What I'm trying to say is that those success formulas themselves need to be reconsidered.An insider from up there came out and talked about the next 'Databricks,' believing that's the kind of potential they're looking for. All of them do. Everyone wants to be the first investor in a goldmine. I don't think this is just about greed

The question is whether the traditional infrastructure investment logic holds here. I think most current AI infrastructure tools are closer to 'temporary patches' that exist before the functionality gets internalized.

Let's say infrastructure is like a concrete building. Traditional IT infrastructure basically has a standards committee, and once that committee sets things, changes are extremely rare. It's a kind of 'lake.' But AI infrastructure right now is different from one to another; even the ecosystems differ—the Chinese ecosystem is different from the US ecosystem. It's a flowing 'river.' I just think the question is whether the old grammar can be applied in this situation.

You probably have more money, more investment experience, and more success than I do. I only have a lot of failure. But apart from that, the issue is simply that 'potential' in growth potential ends up being data measured against past examples, and the question is whether that data still holds up now. Anyway, I might have been slightly sarcastic earlier, so I apologize for that.
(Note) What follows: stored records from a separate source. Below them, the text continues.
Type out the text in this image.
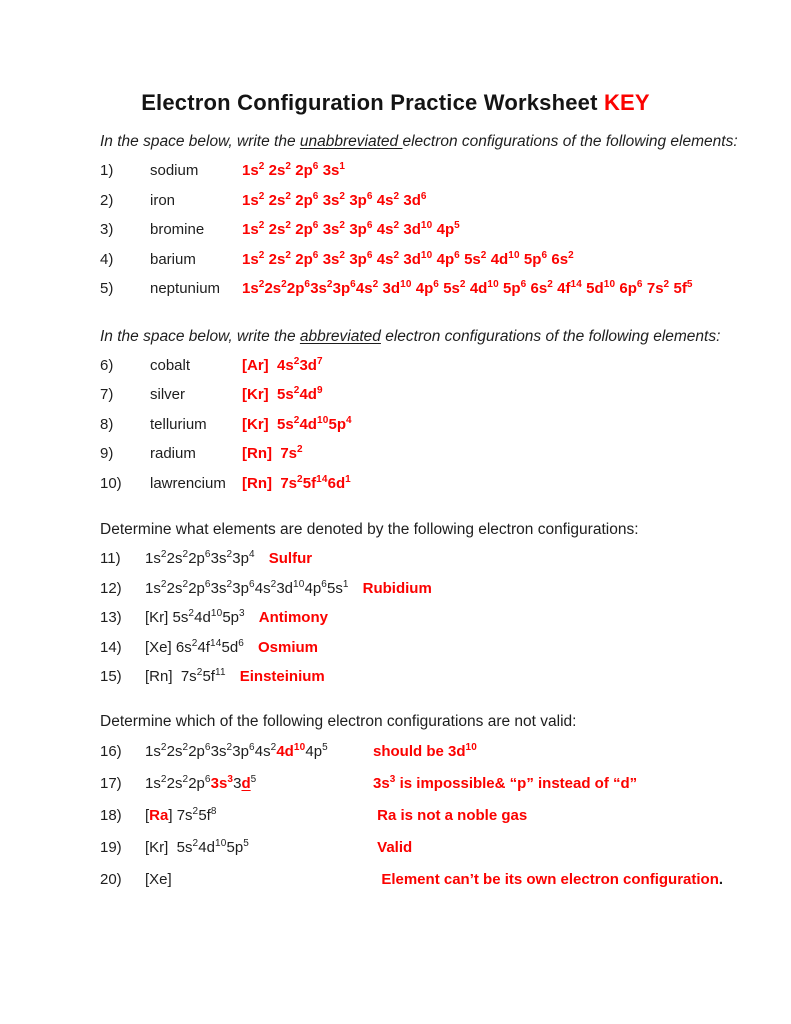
Electron Configuration Practice Worksheet KEY

In the space below, write the unabbreviated electron configurations of the following elements:

1) sodium	$1s^2$ $2s^2$ $2p^6$ $3s^1$
2) iron	$1s^2$ $2s^2$ $2p^6$ $3s^2$ $3p^6$ $4s^2$ $3d^6$
3) bromine	$1s^2$ $2s^2$ $2p^6$ $3s^2$ $3p^6$ $4s^2$ $3d^{10}$ $4p^5$
4) barium	$1s^2$ $2s^2$ $2p^6$ $3s^2$ $3p^6$ $4s^2$ $3d^{10}$ $4p^6$ $5s^2$ $4d^{10}$ $5p^6$ $6s^2$
5) neptunium $1s^22s^22p^63s^23p^64s^2$ $3d^{10}$ $4p^6$ $5s^2$ $4d^{10}$ $5p^6$ $6s^2$ $4f^{14}$ $5d^{10}$ $6p^6$ $7s^2$ $5f^5$

In the space below, write the abbreviated electron configurations of the following elements:

6) cobalt	[Ar]  $4s^23d^7$
7) silver	[Kr]  $5s^24d^9$
8) tellurium [Kr]  $5s^24d^{10}5p^4$
9) radium	[Rn]  $7s^2$
10) lawrencium [Rn]  $7s^25f^{14}6d^1$

Determine what elements are denoted by the following electron configurations:

11) $1s^22s^22p^63s^23p^4$ Sulfur
12) $1s^22s^22p^63s^23p^64s^23d^{10}4p^65s^1$ Rubidium
13) [Kr] $5s^24d^{10}5p^3$ Antimony
14) [Xe] $6s^24f^{14}5d^6$ Osmium
15) [Rn]  $7s^25f^{11}$ Einsteinium

Determine which of the following electron configurations are not valid:

16) $1s^22s^22p^63s^23p^64s^24d^{10}4p^5$	should be $3d^{10}$
17) $1s^22s^22p^63s^33d^5$	$3s^3$ is impossible& “p” instead of “d”
18) [Ra] $7s^25f^8$	Ra is not a noble gas
19) [Kr]  $5s^24d^{10}5p^5$	Valid
20) [Xe]	Element can’t be its own electron configuration.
Someone as successful as you, please bear with it a little.

jdw64 2 hours ago | parent | prev [-]

Sometimes people don't realize that 'professional' ideals and 'reality' are different.

What you're talking about seems like 'ideal' investing, not real world investing at all. Of course, the VCs in your country and the VCs in my country are different.
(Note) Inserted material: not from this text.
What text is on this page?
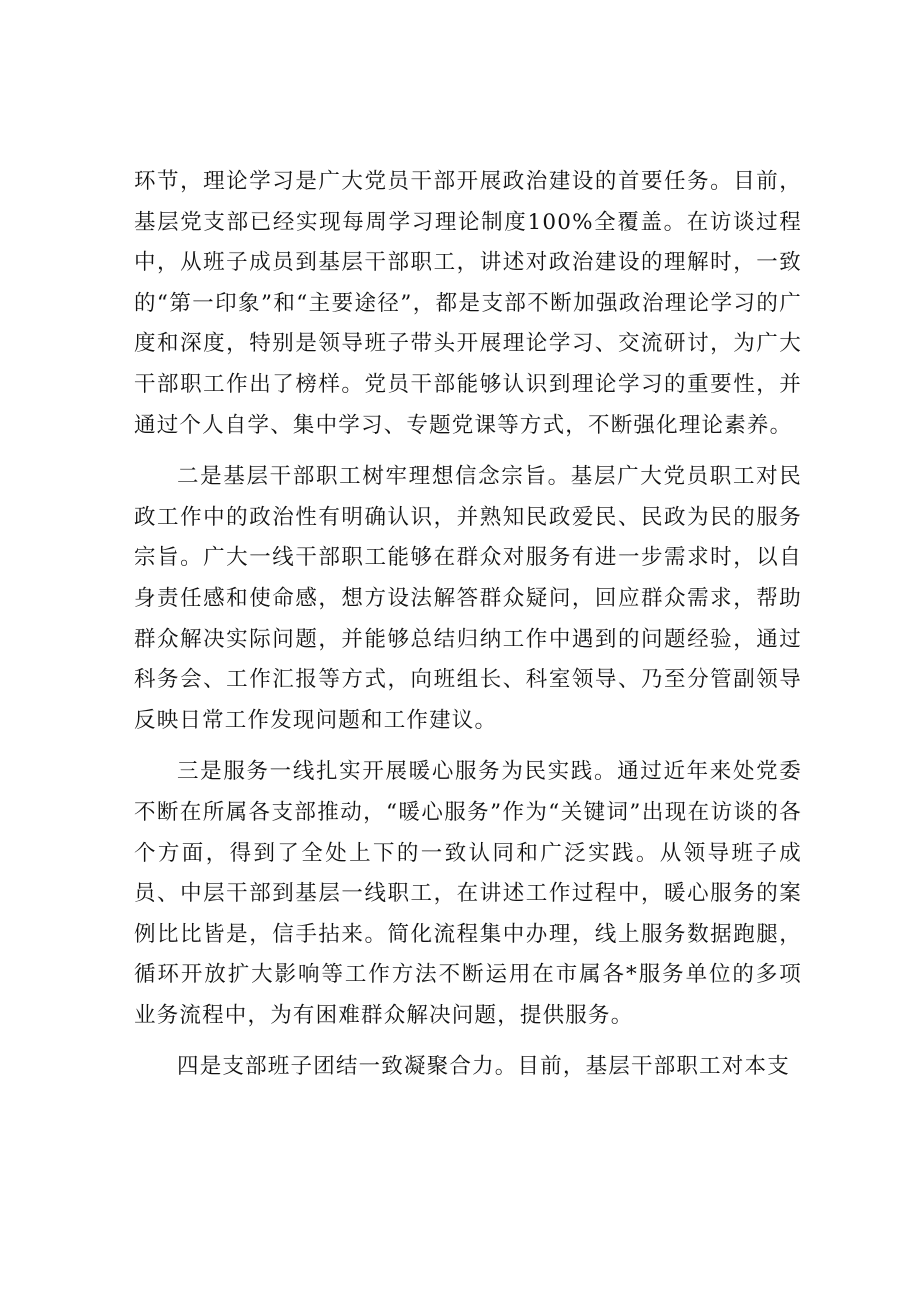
环节，理论学习是广大党员干部开展政治建设的首要任务。目前，基层党支部已经实现每周学习理论制度100%全覆盖。在访谈过程中，从班子成员到基层干部职工，讲述对政治建设的理解时，一致的“第一印象”和“主要途径”，都是支部不断加强政治理论学习的广度和深度，特别是领导班子带头开展理论学习、交流研讨，为广大干部职工作出了榜样。党员干部能够认识到理论学习的重要性，并通过个人自学、集中学习、专题党课等方式，不断强化理论素养。

二是基层干部职工树牢理想信念宗旨。基层广大党员职工对民政工作中的政治性有明确认识，并熟知民政爱民、民政为民的服务宗旨。广大一线干部职工能够在群众对服务有进一步需求时，以自身责任感和使命感，想方设法解答群众疑问，回应群众需求，帮助群众解决实际问题，并能够总结归纳工作中遇到的问题经验，通过科务会、工作汇报等方式，向班组长、科室领导、乃至分管副领导反映日常工作发现问题和工作建议。

三是服务一线扎实开展暖心服务为民实践。通过近年来处党委不断在所属各支部推动，“暖心服务”作为“关键词”出现在访谈的各个方面，得到了全处上下的一致认同和广泛实践。从领导班子成员、中层干部到基层一线职工，在讲述工作过程中，暖心服务的案例比比皆是，信手拈来。简化流程集中办理，线上服务数据跑腿，循环开放扩大影响等工作方法不断运用在市属各*服务单位的多项业务流程中，为有困难群众解决问题，提供服务。

四是支部班子团结一致凝聚合力。目前，基层干部职工对本支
It's like in software, where everyone says you should write maintainable code within the norms, but in reality, most people don't do that

that investing in 'potential' is the basic principle of VCs. They call it the power law. But when you look at actual investment portfolios, it seems quite rare for people to follow only that principle. I guess you don't think so. Of course, I agree that ideal venture investing follows the power law. But in real world investing, there are pragmatic investors who operate somewhere between the ideal and reality. We always project ourselves onto the 'ideal,' but I don't think there are only people who are immersed in that ideal. Of course, no VC would invest in someone like me. I've met with VCs three times in my career, but they all turned me down. Haha.